Ratings agency Standard & Poor’s published a report on Monday this week providing some insight on the health of the global reinsurance industry. It says that their outlook on the sector remains stable as the multiple catastrophes faced this year fails to erode most reinsurers capital surplus. The report contains some interesting thoughts on reinsurers ability to attract new capital from investors which might interest our readers.
S&P suggest that reinsurers may have to work hard to attract investors and new capital this year. They say that the catastrophes experienced so far this year have made a dent in reinsurers earnings, although not enough to erode their capital sufficiently for S&P to change their outlook on the sector. However, they ask whether after another major event (such as a major landfalling U.S. hurricane) investors would be there to help replenish lost capacity?
S&P point out that many publicly traded reinsurers stocks are looking undervalued right now and say that the low price to book ratios suggest that investor interest in reinsurers could be low and should the need arise investors may not be as keen to step in as in previous years.
S&P suggest that capital could instead flow into the alternative and convergence markets of insurance-linked securities, catastrophe bonds, industry loss warranties and sidecars as they could all be more attractive options for investors at this time. These more flexible forms of capital could attract investment that might otherwise have gone to traditional reinsurance as they offer a more predictable investment opportunity in many cases and are easier to exit than starting a new entity from scratch or re-capitalising a reinsurer hit by heavy catastrophe losses.
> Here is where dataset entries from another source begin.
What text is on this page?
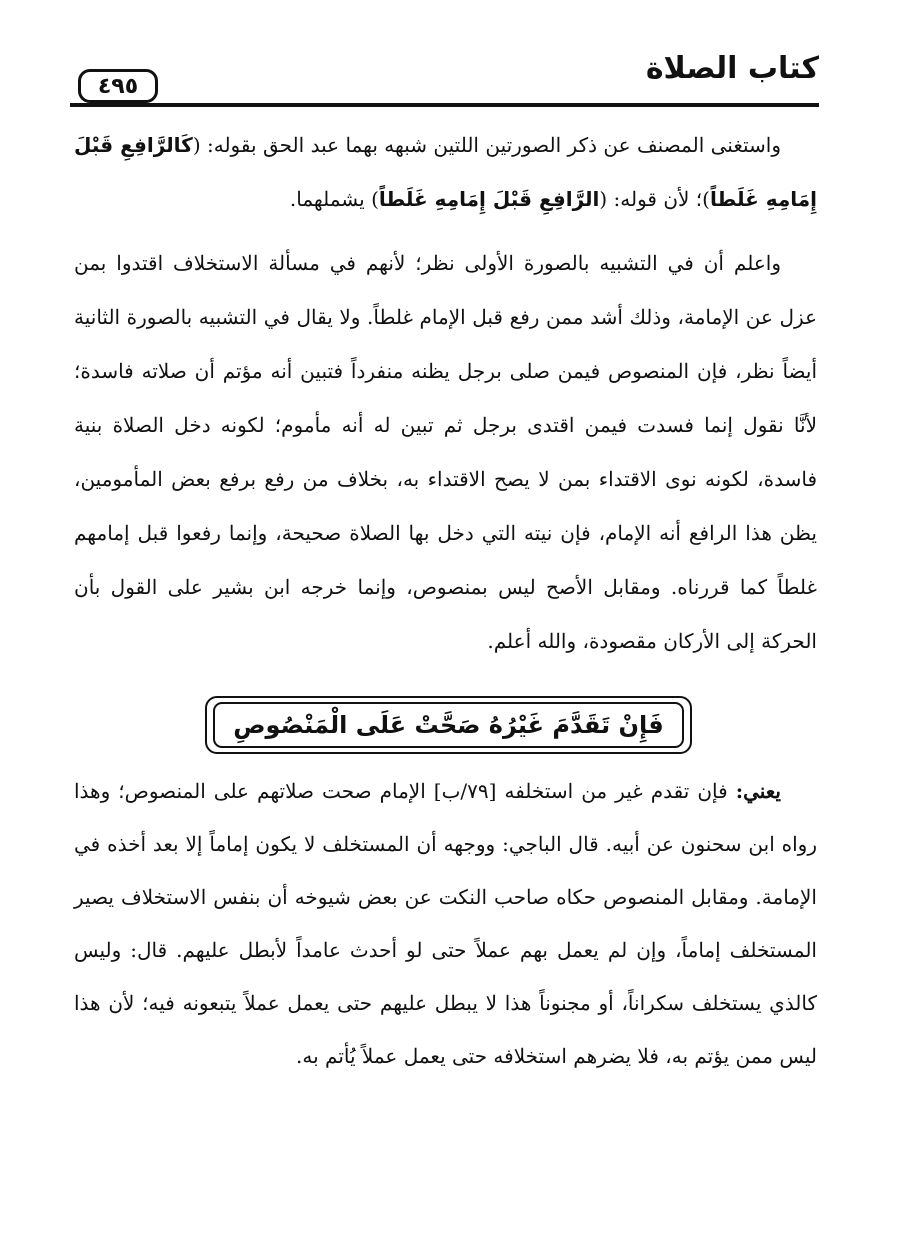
كتاب الصلاة
٤٩٥

واستغنى المصنف عن ذكر الصورتين اللتين شبهه بهما عبد الحق بقوله: (كَالرَّافِعِ قَبْلَ إِمَامِهِ غَلَطاً)؛ لأن قوله: (الرَّافِعِ قَبْلَ إِمَامِهِ غَلَطاً) يشملهما.

واعلم أن في التشبيه بالصورة الأولى نظر؛ لأنهم في مسألة الاستخلاف اقتدوا بمن عزل عن الإمامة، وذلك أشد ممن رفع قبل الإمام غلطاً. ولا يقال في التشبيه بالصورة الثانية أيضاً نظر، فإن المنصوص فيمن صلى برجل يظنه منفرداً فتبين أنه مؤتم أن صلاته فاسدة؛ لأنَّا نقول إنما فسدت فيمن اقتدى برجل ثم تبين له أنه مأموم؛ لكونه دخل الصلاة بنية فاسدة، لكونه نوى الاقتداء بمن لا يصح الاقتداء به، بخلاف من رفع برفع بعض المأمومين، يظن هذا الرافع أنه الإمام، فإن نيته التي دخل بها الصلاة صحيحة، وإنما رفعوا قبل إمامهم غلطاً كما قررناه. ومقابل الأصح ليس بمنصوص، وإنما خرجه ابن بشير على القول بأن الحركة إلى الأركان مقصودة، والله أعلم.

فَإِنْ تَقَدَّمَ غَيْرُهُ صَحَّتْ عَلَى الْمَنْصُوصِ

يعني: فإن تقدم غير من استخلفه [٧٩/ب] الإمام صحت صلاتهم على المنصوص؛ وهذا رواه ابن سحنون عن أبيه. قال الباجي: ووجهه أن المستخلف لا يكون إماماً إلا بعد أخذه في الإمامة. ومقابل المنصوص حكاه صاحب النكت عن بعض شيوخه أن بنفس الاستخلاف يصير المستخلف إماماً، وإن لم يعمل بهم عملاً حتى لو أحدث عامداً لأبطل عليهم. قال: وليس كالذي يستخلف سكراناً، أو مجنوناً هذا لا يبطل عليهم حتى يعمل عملاً يتبعونه فيه؛ لأن هذا ليس ممن يؤتم به، فلا يضرهم استخلافه حتى يعمل عملاً يُأتم به.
These thoughts are interesting as they tally with what we are hearing from many investors we connect with. A lot of interest remains in the reinsurance sector but investors are looking for flexible ways to use their capital, with quick set-up and decent returns. Many investors also consider these types of alternative reinsurance facilities as less correlated to wider financial markets than a traditional reinsurer. Another trend we see is for new reinsurance vehicles to be set up with a dual focus on writing traditional reinsurance and collateralized retrocessional reinsurance which seems to attract greater interest from investors.
It will be interesting to see where the money goes later this year, especially if there are more losses for the industry to contend with.